Politicians and candidates were still able to attend the event, and many did so, particularly New Yorkers who were in office during the attacks, such as former Secretary of State Hillary Clinton, who was then a U.S. senator.

She and Trump met at the 9/11 memorial service at Ground Zero in 2016, and this became a sensitive chapter in the presidential campaign at the time.

Clinton, then the Democratic nominee, abruptly left the ceremony, stumbling while waiting for her motorcade and later announcing that she had been diagnosed with pneumonia a few days earlier. The incident drew renewed attention to her health, which Trump had questioned for months.

In 2008, then-Senators and presidential rivals John McCain and Barack Obama made a visible effort to keep politics out of the anniversary, visiting Ground Zero together to pay their respects and lay flowers in a reflecting pool that was then a pit.
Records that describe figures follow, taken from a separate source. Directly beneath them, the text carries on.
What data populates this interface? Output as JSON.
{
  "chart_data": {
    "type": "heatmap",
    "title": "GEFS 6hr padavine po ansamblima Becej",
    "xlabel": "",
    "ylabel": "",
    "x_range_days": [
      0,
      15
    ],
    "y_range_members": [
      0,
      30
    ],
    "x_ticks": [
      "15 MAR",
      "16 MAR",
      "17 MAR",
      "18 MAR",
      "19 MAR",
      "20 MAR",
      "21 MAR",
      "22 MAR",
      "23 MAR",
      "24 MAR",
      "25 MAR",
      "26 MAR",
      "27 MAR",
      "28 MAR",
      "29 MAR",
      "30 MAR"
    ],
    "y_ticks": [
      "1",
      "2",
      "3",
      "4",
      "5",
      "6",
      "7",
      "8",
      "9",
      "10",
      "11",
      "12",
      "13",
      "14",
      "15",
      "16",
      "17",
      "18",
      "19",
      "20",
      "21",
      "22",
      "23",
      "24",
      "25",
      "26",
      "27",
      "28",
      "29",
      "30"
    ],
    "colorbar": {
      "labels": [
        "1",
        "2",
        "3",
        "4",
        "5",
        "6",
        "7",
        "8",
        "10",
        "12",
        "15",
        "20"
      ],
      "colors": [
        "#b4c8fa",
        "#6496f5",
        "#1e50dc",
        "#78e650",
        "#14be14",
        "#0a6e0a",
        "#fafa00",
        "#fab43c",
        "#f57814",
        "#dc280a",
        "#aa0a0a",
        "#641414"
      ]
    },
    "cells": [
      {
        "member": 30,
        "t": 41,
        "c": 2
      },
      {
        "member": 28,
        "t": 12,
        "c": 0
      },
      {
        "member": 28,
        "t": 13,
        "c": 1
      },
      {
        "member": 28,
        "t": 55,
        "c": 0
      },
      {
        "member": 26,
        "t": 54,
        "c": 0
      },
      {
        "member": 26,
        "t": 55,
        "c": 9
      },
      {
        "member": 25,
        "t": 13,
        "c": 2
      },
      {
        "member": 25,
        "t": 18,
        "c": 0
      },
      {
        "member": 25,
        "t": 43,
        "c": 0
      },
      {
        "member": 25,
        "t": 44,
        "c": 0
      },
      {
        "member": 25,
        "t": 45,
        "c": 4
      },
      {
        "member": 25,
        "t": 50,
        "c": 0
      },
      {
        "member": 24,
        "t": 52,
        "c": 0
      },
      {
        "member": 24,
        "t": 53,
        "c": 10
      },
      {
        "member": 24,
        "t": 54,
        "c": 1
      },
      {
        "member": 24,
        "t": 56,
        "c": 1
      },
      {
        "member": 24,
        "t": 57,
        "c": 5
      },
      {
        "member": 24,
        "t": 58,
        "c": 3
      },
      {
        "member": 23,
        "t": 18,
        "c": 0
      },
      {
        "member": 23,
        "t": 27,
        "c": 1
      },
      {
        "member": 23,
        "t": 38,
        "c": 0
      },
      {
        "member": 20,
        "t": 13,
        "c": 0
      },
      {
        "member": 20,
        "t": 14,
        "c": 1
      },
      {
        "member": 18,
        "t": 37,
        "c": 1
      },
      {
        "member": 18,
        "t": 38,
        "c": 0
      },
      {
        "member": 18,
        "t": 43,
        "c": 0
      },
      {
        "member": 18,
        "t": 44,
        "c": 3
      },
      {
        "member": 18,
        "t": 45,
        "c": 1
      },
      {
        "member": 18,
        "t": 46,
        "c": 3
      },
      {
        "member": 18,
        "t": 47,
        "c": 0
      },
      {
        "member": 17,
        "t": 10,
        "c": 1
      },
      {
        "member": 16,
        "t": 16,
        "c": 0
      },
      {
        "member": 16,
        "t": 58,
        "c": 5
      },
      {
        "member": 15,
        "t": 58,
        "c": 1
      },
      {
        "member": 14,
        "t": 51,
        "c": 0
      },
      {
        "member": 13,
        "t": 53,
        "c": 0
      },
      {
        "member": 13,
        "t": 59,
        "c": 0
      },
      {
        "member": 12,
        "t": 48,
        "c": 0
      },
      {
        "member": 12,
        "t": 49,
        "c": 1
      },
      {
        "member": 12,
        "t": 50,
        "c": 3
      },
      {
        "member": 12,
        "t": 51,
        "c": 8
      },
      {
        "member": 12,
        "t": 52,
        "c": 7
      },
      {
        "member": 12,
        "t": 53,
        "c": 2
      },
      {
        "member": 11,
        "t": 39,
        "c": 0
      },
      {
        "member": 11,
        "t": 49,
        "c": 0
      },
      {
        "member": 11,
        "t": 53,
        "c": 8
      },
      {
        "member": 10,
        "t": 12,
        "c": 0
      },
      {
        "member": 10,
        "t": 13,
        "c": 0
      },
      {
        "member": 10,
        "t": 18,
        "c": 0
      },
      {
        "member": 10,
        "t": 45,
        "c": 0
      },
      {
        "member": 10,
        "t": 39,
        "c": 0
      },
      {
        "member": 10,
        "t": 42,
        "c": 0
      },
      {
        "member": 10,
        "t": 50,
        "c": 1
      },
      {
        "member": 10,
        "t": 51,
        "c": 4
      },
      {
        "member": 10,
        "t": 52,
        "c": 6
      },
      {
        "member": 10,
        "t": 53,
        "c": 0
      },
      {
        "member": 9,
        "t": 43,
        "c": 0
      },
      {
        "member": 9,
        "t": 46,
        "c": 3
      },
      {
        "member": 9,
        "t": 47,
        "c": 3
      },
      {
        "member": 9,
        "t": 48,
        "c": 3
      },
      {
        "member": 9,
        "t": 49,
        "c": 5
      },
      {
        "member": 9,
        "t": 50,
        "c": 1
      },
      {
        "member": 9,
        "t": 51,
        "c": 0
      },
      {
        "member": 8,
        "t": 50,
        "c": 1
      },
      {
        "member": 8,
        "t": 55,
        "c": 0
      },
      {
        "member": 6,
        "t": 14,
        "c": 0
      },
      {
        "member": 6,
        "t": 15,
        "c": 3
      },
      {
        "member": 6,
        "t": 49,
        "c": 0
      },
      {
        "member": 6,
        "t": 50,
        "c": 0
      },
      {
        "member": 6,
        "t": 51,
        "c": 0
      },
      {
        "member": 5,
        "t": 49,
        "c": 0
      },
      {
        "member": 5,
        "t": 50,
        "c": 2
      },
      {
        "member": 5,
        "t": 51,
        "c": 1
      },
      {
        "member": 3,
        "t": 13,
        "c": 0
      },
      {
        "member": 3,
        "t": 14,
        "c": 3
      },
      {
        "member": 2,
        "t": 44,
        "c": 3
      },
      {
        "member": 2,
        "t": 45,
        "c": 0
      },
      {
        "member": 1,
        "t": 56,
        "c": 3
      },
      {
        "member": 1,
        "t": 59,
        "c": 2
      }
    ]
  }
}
Certainly, family members of victims occasionally send their own political messages at the ceremony, and readers generally make brief remarks after completing the names assigned to them.

Some of their relatives have used the forum to lament the divisions in American society, call on politicians to make national security a top priority, recognize the victims of the war on terror, complain that politicians are politicizing 9/11 and even criticize individual officials.

But most readers limit themselves to tributes and personal reflections, increasingly from children and young adults who were born after a parent, grandparent, aunt or uncle was killed in the attacks.

—Jennifer Peltz and Karen Matthews, Associated Press

Associated Press journalists Julie Walker and Adriana Gomez Licon contributed.